For more than a decade, Canada’s relationship with Iran has existed in a deep freeze a diplomatic void shaped by sanctions, severed ties, and mutual distrust. Today, as mass protests shake Iran and the regime responds with brutal force, the consequences of that long-ago rupture are no longer abstract. They are painfully real for the thousands of Canadian citizens and permanent residents still inside the country, now being told to “leave now” not through an embassy door, but across a land border.
At least 3,000 Canadians are believed to be in Iran. With no Canadian embassy in Tehran and no diplomatic staff on the ground, Ottawa’s ability to help them is severely constrained. Instead, Canadians are being advised to cross into Turkey or Armenia, where they can finally access consular assistance. It’s a stark reminder of what the absence of diplomacy looks like when crisis hits: uncertainty, fear, and a reliance on third parties to do what your own government cannot.
This didn’t happen overnight.
Canada’s break with Iran dates back to 2010, when the Conservative government under Stephen Harper imposed sweeping sanctions over concerns about Iran’s nuclear ambitions. Two years later, Ottawa went further shutting down the Canadian embassy in Tehran, expelling Iranian diplomats from Canada, and formally cutting diplomatic ties. At the time, the decision was framed as a moral stand. Iran was accused of supporting terrorism, aiding Bashar al-Assad’s violent repression in Syria, and posing, in then–foreign affairs minister John Baird’s words, “the most significant threat to global peace and security.”

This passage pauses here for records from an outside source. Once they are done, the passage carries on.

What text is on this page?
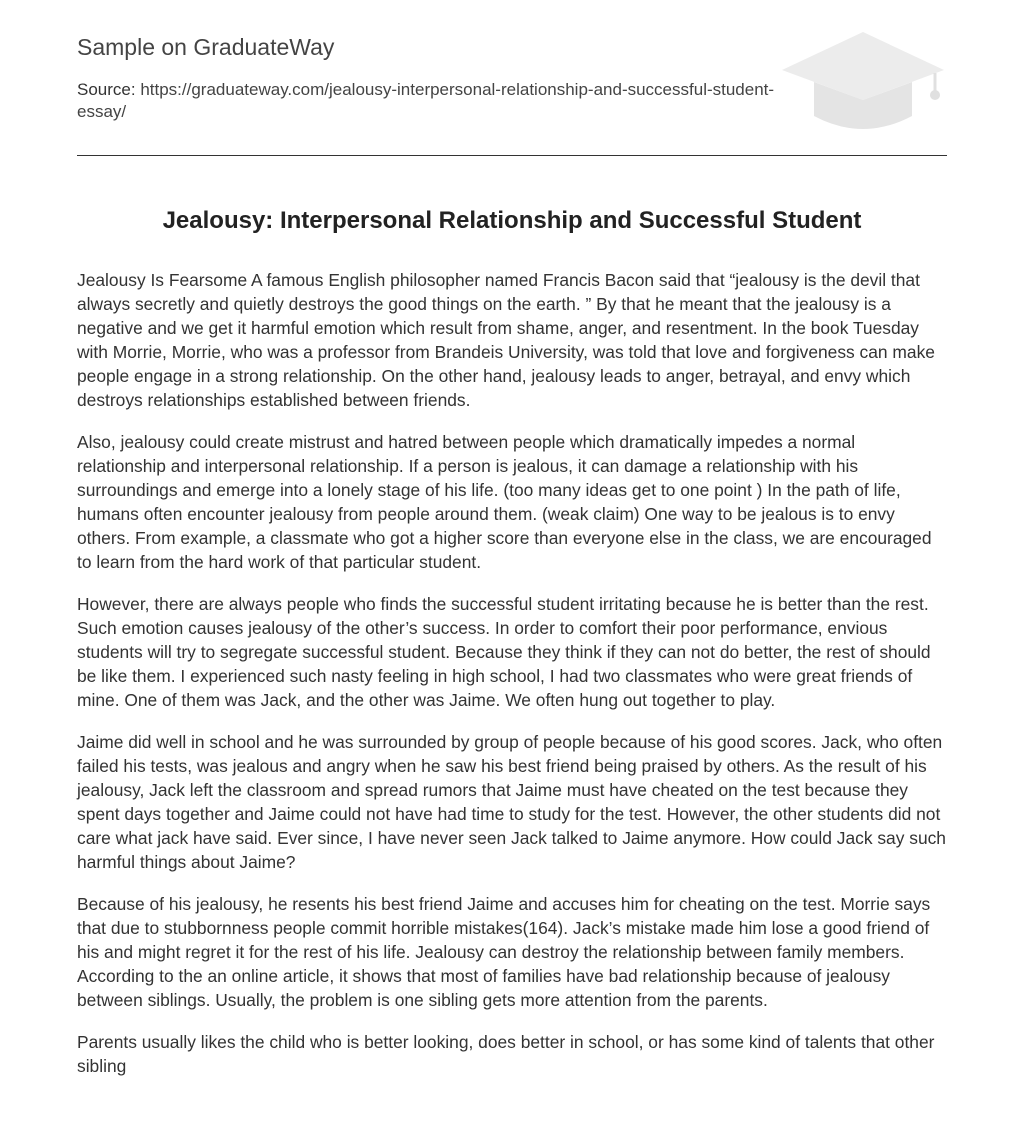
Sample on GraduateWay
Source: https://graduateway.com/jealousy-interpersonal-relationship-and-successful-student-essay/
Jealousy: Interpersonal Relationship and Successful Student

Jealousy Is Fearsome A famous English philosopher named Francis Bacon said that “jealousy is the devil that always secretly and quietly destroys the good things on the earth. ” By that he meant that the jealousy is a negative and we get it harmful emotion which result from shame, anger, and resentment. In the book Tuesday with Morrie, Morrie, who was a professor from Brandeis University, was told that love and forgiveness can make people engage in a strong relationship. On the other hand, jealousy leads to anger, betrayal, and envy which destroys relationships established between friends.

Also, jealousy could create mistrust and hatred between people which dramatically impedes a normal relationship and interpersonal relationship. If a person is jealous, it can damage a relationship with his surroundings and emerge into a lonely stage of his life. (too many ideas get to one point ) In the path of life, humans often encounter jealousy from people around them. (weak claim) One way to be jealous is to envy others. From example, a classmate who got a higher score than everyone else in the class, we are encouraged to learn from the hard work of that particular student.

However, there are always people who finds the successful student irritating because he is better than the rest. Such emotion causes jealousy of the other’s success. In order to comfort their poor performance, envious students will try to segregate successful student. Because they think if they can not do better, the rest of should be like them. I experienced such nasty feeling in high school, I had two classmates who were great friends of mine. One of them was Jack, and the other was Jaime. We often hung out together to play.

Jaime did well in school and he was surrounded by group of people because of his good scores. Jack, who often failed his tests, was jealous and angry when he saw his best friend being praised by others. As the result of his jealousy, Jack left the classroom and spread rumors that Jaime must have cheated on the test because they spent days together and Jaime could not have had time to study for the test. However, the other students did not care what jack have said. Ever since, I have never seen Jack talked to Jaime anymore. How could Jack say such harmful things about Jaime?

Because of his jealousy, he resents his best friend Jaime and accuses him for cheating on the test. Morrie says that due to stubbornness people commit horrible mistakes(164). Jack’s mistake made him lose a good friend of his and might regret it for the rest of his life. Jealousy can destroy the relationship between family members. According to the an online article, it shows that most of families have bad relationship because of jealousy between siblings. Usually, the problem is one sibling gets more attention from the parents.

Parents usually likes the child who is better looking, does better in school, or has some kind of talents that other sibling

Those concerns were not imagined. Iran’s record on human rights, regional destabilization, and nuclear brinkmanship has long been troubling. But the decision to slam the door entirely came with a cost: Canada lost direct access, influence, and the basic ability to protect its citizens on Iranian soil. Italy stepped in as a “protecting power,” but such arrangements are, by nature, limited and imperfect.
There was a brief moment when it seemed relations might thaw. In 2015, the election of Justin Trudeau’s Liberal government coincided with the signing of the Iran nuclear deal, the JCPOA. Canada lifted some sanctions and spoke of renewing ties, cautiously acknowledging progress on nuclear restrictions. Yet that opening was fragile, and it collapsed quickly after the United States withdrew from the deal under Donald Trump in 2018.
Tensions escalated further in 2020 with the killing of Iranian general Qassem Soleimani and, days later, Iran’s downing of Ukraine International Airlines Flight 752 a tragedy that killed 176 people, including 55 Canadian citizens and 30 permanent residents. For many Canadians, that moment permanently shattered any remaining trust. Accountability from Tehran was slow, defensive, and deeply unsatisfying.
Then came the death of Mahsa Amini in 2022 and the protests that followed. Her killing became a symbol of a regime that polices women’s bodies and crushes dissent with violence. Canada responded forcefully, imposing new sanctions, naming a street after Amini in Ottawa, and later designating the Islamic Revolutionary Guard Corps as a terrorist organization. Tehran, in turn, escalated rhetorically, even labeling the Royal Canadian Navy a terrorist entity.
Now, with fresh protests and reports of more than 2,000 people killed, Canada once again condemns Iran’s “bloodthirsty” repression but condemnation is about all it can offer. Without diplomats on the ground, consular help is “extremely limited.” Airlines have suspended flights. Citizens are told to flee overland if they can, and to call an emergency number in Ottawa if they cannot.
This is the paradox Canada now faces. Cutting ties with Iran may have been morally satisfying and politically defensible, but it has left ordinary Canadians dangerously exposed in moments like this. Diplomacy is not an endorsement of a regime’s actions; it is a tool one that becomes most valuable when things go wrong.
As Iran burns and Canadians scramble for safety, we are forced to confront an uncomfortable truth: when diplomacy collapses, it is not governments that suffer first. It is citizens.